14 DAY TRIAL // Self-assembled monolayer field-effect transistors (SAMFET) are among the latest developments of the relatively new plastic micro-electronics technology. These structures are constructed on organic materials, and also feature electronic components. Creating this type of transistors in a way that is both cost-effective and efficient was a long-pursued goal, which was recently achieved by an international cooperative effort by scientists from the Netherlands, Russia and Austria.
The team was able to determine for sure that monolayer coverage and channel length were two of the main factors that triggered the mobility of SAMFET devices, a find that could in the future lead to the creation of far more effective chemical sensors and similar instruments. Details of the find are published in the latest advanced online issue of the respected scientific journal Nature Nanotechnology. Most of the work was conducted at the Philips Research Eindhoven and Eindhoven University of Technology, in The Netherlands.
Philips Research managed to construct a SAMFET in 2008, based on a silicon substrate, which was then immersed into a solution containing liquid crystalline molecules. These molecules self-assembled on the substrate, and the end result was a semi-conductive layer of just a single molecule thick. Experts say that the monolayer features up-standing molecules, a fact that allows conduction to take place by “jumping” from one to another.
But scientists working on this project noticed that, as the length of the transistor increased, its conductivity level decreased exponentially, in a very counterintuitive manner. After a great deal of study, done at the University of Groningen, the Holst Center, the Enikolopov Institute for Synthetical Polymer Materials, in Moscow, and the Technical University in Graz, Austria, the team understood that the monolayer coverage was the main element that caused this to happen.
A simple percolation model made everything clear.

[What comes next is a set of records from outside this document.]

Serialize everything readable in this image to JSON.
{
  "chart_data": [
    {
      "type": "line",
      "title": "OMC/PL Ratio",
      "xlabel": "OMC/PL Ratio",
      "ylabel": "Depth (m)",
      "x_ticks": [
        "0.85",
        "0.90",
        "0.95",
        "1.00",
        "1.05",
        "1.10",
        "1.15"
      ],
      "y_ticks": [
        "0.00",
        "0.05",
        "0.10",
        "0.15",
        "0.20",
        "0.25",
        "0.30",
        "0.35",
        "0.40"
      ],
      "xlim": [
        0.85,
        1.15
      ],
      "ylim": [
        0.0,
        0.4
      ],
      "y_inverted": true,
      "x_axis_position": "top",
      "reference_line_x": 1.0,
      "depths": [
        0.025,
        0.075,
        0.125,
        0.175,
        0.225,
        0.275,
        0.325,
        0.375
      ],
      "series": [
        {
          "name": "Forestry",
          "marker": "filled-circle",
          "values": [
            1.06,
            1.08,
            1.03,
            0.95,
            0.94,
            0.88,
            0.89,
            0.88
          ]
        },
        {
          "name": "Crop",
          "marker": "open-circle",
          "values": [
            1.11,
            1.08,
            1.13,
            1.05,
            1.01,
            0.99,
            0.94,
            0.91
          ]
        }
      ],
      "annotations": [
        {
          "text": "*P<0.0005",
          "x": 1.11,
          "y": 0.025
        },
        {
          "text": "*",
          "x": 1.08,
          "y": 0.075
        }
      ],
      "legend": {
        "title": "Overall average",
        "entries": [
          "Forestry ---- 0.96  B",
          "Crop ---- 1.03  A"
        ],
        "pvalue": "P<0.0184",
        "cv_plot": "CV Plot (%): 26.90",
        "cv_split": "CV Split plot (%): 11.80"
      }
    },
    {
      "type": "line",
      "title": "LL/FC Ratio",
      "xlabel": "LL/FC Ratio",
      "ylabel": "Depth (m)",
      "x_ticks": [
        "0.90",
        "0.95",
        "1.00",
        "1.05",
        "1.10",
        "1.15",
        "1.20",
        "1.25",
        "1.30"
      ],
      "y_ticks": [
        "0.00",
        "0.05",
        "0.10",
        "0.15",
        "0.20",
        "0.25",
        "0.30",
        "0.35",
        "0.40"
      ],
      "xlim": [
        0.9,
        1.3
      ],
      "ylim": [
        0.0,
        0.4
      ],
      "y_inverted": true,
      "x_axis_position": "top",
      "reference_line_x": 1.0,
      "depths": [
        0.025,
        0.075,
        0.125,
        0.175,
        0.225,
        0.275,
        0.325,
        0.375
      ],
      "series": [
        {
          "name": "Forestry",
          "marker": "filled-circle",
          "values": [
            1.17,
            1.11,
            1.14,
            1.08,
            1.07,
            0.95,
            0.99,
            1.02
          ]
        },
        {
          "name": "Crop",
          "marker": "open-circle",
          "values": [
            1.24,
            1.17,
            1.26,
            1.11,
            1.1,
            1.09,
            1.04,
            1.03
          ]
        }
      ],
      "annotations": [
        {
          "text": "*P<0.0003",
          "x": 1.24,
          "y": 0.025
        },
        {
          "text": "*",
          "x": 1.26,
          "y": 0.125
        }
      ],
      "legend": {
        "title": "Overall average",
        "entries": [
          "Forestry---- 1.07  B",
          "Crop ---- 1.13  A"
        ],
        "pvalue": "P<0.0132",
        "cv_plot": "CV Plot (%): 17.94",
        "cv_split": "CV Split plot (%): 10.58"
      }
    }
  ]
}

The scientists compared the transistor to a river, which the current passes by jumping from one bridge (molecule) to another. If the distance between them increases, then the process becomes more difficult. And this is precisely what happened when the size of the SAMFET increased. The molecules became separated to such extents that it was immensely hard for electrical currents to “jump” from one to the other.
“If we go back to that river again, another benefit of a SAMFET becomes clear. Imagine that there are just enough rocks to cross that river. When you remove just one rock, the effect is significant, for it is impossible to make it to the other side of the river. The SAMFET could be used to make sensors that give a large signal that is triggered by a small change,” explains Eindhoven University of Technology assistant professor Martijn Kemerink.